In parallel with the preparation of legislation, the continued work of the Retained Organs Commission is needed, but I convey the view of a constituent that the commission's work should give full consideration to the concerns and needs of the families of adults whose organs and tissues have been retained without consent. Deeply distressing as the loss and bereavement of the families of children must be, I am sure that those families would not want the commission to act on their behalf to the exclusion of the interests of the families of adults.
Also in parallel, we need additional support for family networks, such as the Cambridge area support network. Their courage in being prepared to turn their pain into a basis for representations and help for others, geared to preventing suffering for others in the future, is to be commended. They need practical assistance, including financial help, to make their contribution over the difficult months, or perhaps years, ahead.

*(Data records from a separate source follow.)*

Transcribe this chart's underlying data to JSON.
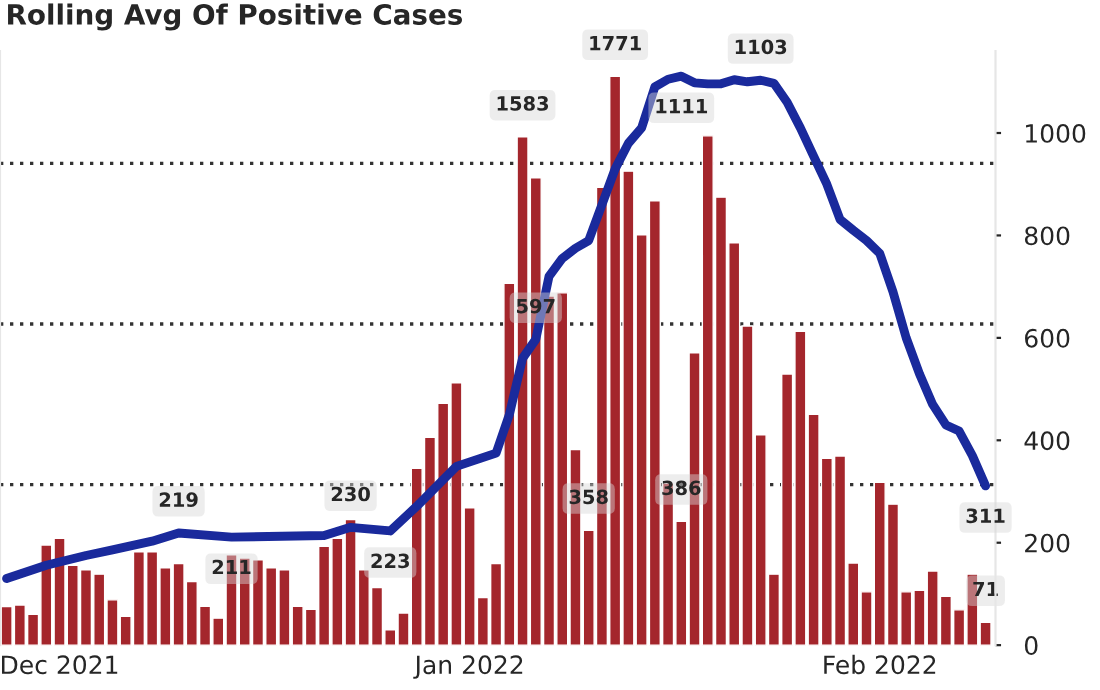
{
  "chart_data": {
    "type": "bar",
    "title": "Rolling Avg Of Positive Cases",
    "x": [
      "2021-11-27",
      "2021-11-28",
      "2021-11-29",
      "2021-11-30",
      "2021-12-01",
      "2021-12-02",
      "2021-12-03",
      "2021-12-04",
      "2021-12-05",
      "2021-12-06",
      "2021-12-07",
      "2021-12-08",
      "2021-12-09",
      "2021-12-10",
      "2021-12-11",
      "2021-12-12",
      "2021-12-13",
      "2021-12-14",
      "2021-12-15",
      "2021-12-16",
      "2021-12-17",
      "2021-12-18",
      "2021-12-19",
      "2021-12-20",
      "2021-12-21",
      "2021-12-22",
      "2021-12-23",
      "2021-12-24",
      "2021-12-25",
      "2021-12-26",
      "2021-12-27",
      "2021-12-28",
      "2021-12-29",
      "2021-12-30",
      "2021-12-31",
      "2022-01-01",
      "2022-01-02",
      "2022-01-03",
      "2022-01-04",
      "2022-01-05",
      "2022-01-06",
      "2022-01-07",
      "2022-01-08",
      "2022-01-09",
      "2022-01-10",
      "2022-01-11",
      "2022-01-12",
      "2022-01-13",
      "2022-01-14",
      "2022-01-15",
      "2022-01-16",
      "2022-01-17",
      "2022-01-18",
      "2022-01-19",
      "2022-01-20",
      "2022-01-21",
      "2022-01-22",
      "2022-01-23",
      "2022-01-24",
      "2022-01-25",
      "2022-01-26",
      "2022-01-27",
      "2022-01-28",
      "2022-01-29",
      "2022-01-30",
      "2022-01-31",
      "2022-02-01",
      "2022-02-02",
      "2022-02-03",
      "2022-02-04",
      "2022-02-05",
      "2022-02-06",
      "2022-02-07",
      "2022-02-08",
      "2022-02-09"
    ],
    "series": [
      {
        "color": "#a4262c",
        "values": [
          120,
          125,
          96,
          312,
          333,
          249,
          235,
          221,
          141,
          90,
          291,
          291,
          241,
          254,
          198,
          121,
          84,
          281,
          271,
          266,
          241,
          235,
          121,
          112,
          308,
          333,
          391,
          235,
          179,
          48,
          100,
          551,
          647,
          753,
          817,
          428,
          148,
          254,
          1127,
          1583,
          1455,
          1087,
          1097,
          609,
          358,
          1426,
          1771,
          1476,
          1278,
          1384,
          505,
          386,
          910,
          1586,
          1395,
          1253,
          994,
          655,
          221,
          844,
          977,
          719,
          582,
          589,
          256,
          166,
          507,
          439,
          166,
          171,
          231,
          152,
          110,
          221,
          71
        ],
        "value_labels": [
          null,
          null,
          null,
          null,
          null,
          null,
          null,
          null,
          null,
          null,
          null,
          null,
          null,
          null,
          null,
          null,
          null,
          null,
          null,
          null,
          null,
          null,
          null,
          null,
          null,
          null,
          null,
          null,
          null,
          null,
          null,
          null,
          null,
          null,
          null,
          null,
          null,
          null,
          null,
          "1583",
          null,
          null,
          null,
          null,
          "358",
          null,
          "1771",
          null,
          null,
          null,
          null,
          "386",
          null,
          null,
          null,
          null,
          null,
          null,
          null,
          null,
          null,
          null,
          null,
          null,
          null,
          null,
          null,
          null,
          null,
          null,
          null,
          null,
          null,
          null,
          "71"
        ]
      },
      {
        "type": "line",
        "axis": "y2",
        "color": "#1a2a9c",
        "x": [
          "2021-11-27",
          "2021-11-30",
          "2021-12-03",
          "2021-12-05",
          "2021-12-08",
          "2021-12-10",
          "2021-12-14",
          "2021-12-21",
          "2021-12-23",
          "2021-12-26",
          "2021-12-28",
          "2021-12-31",
          "2022-01-03",
          "2022-01-04",
          "2022-01-05",
          "2022-01-06",
          "2022-01-07",
          "2022-01-08",
          "2022-01-09",
          "2022-01-10",
          "2022-01-11",
          "2022-01-12",
          "2022-01-13",
          "2022-01-14",
          "2022-01-15",
          "2022-01-16",
          "2022-01-17",
          "2022-01-18",
          "2022-01-19",
          "2022-01-20",
          "2022-01-21",
          "2022-01-22",
          "2022-01-23",
          "2022-01-24",
          "2022-01-25",
          "2022-01-26",
          "2022-01-27",
          "2022-01-28",
          "2022-01-29",
          "2022-01-30",
          "2022-01-31",
          "2022-02-01",
          "2022-02-02",
          "2022-02-03",
          "2022-02-04",
          "2022-02-05",
          "2022-02-06",
          "2022-02-07",
          "2022-02-08",
          "2022-02-09"
        ],
        "values": [
          130,
          156,
          175,
          186,
          203,
          219,
          211,
          214,
          230,
          223,
          271,
          349,
          375,
          450,
          560,
          597,
          720,
          755,
          775,
          790,
          860,
          930,
          980,
          1010,
          1090,
          1105,
          1111,
          1098,
          1096,
          1096,
          1104,
          1100,
          1103,
          1097,
          1060,
          1010,
          955,
          900,
          831,
          810,
          790,
          765,
          690,
          600,
          530,
          470,
          430,
          418,
          370,
          311
        ],
        "value_labels": [
          null,
          null,
          null,
          null,
          null,
          "219",
          "211",
          null,
          "230",
          "223",
          null,
          null,
          null,
          null,
          null,
          "597",
          null,
          null,
          null,
          null,
          null,
          null,
          null,
          null,
          null,
          null,
          "1111",
          null,
          null,
          null,
          null,
          null,
          "1103",
          null,
          null,
          null,
          null,
          null,
          null,
          null,
          null,
          null,
          null,
          null,
          null,
          null,
          null,
          null,
          null,
          "311"
        ]
      }
    ],
    "xlim": [
      "2021-11-26T12:00",
      "2022-02-09T18:00"
    ],
    "xticks": [
      {
        "value": "2021-12-01",
        "label": "Dec 2021"
      },
      {
        "value": "2022-01-01",
        "label": "Jan 2022"
      },
      {
        "value": "2022-02-01",
        "label": "Feb 2022"
      }
    ],
    "ylim": [
      0,
      1850
    ],
    "yticks": [
      {
        "value": 500,
        "label": null
      },
      {
        "value": 1000,
        "label": null
      },
      {
        "value": 1500,
        "label": null
      }
    ],
    "y2lim": [
      0,
      1160
    ],
    "y2ticks": [
      0,
      200,
      400,
      600,
      800,
      1000
    ],
    "grid": "y",
    "legend": false
  }
}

I must conclude. Families in my constituency who are affected by organ retention, as well as those providing care and medical services, are all clear that reform of the law and regulation is needed. They all understand that we need to carry out that reform in a way that respects the wishes of patients and their families, and which inspires trust because it is clear and understandable, practical, deliverable and enforceable. We all recognise that families would rather have the pain of knowing than to be left in ignorance. They recognise that a wider public good needs to be secured, for research, education, public health surveillance, transplantation and other reasons, but that will only happen in future if the public trust the system sufficiently to donate organs and tissues through informed consent.
We all recognise that the vast majority of practitioners in the national health service and the coroner's system act in good faith, seeking to do what they believe is right and in the interests of their patients. Through reform, we must enable the public and practitioners to re-establish between themselves the sense of trust on the issue that is central to the caring work of the national health service.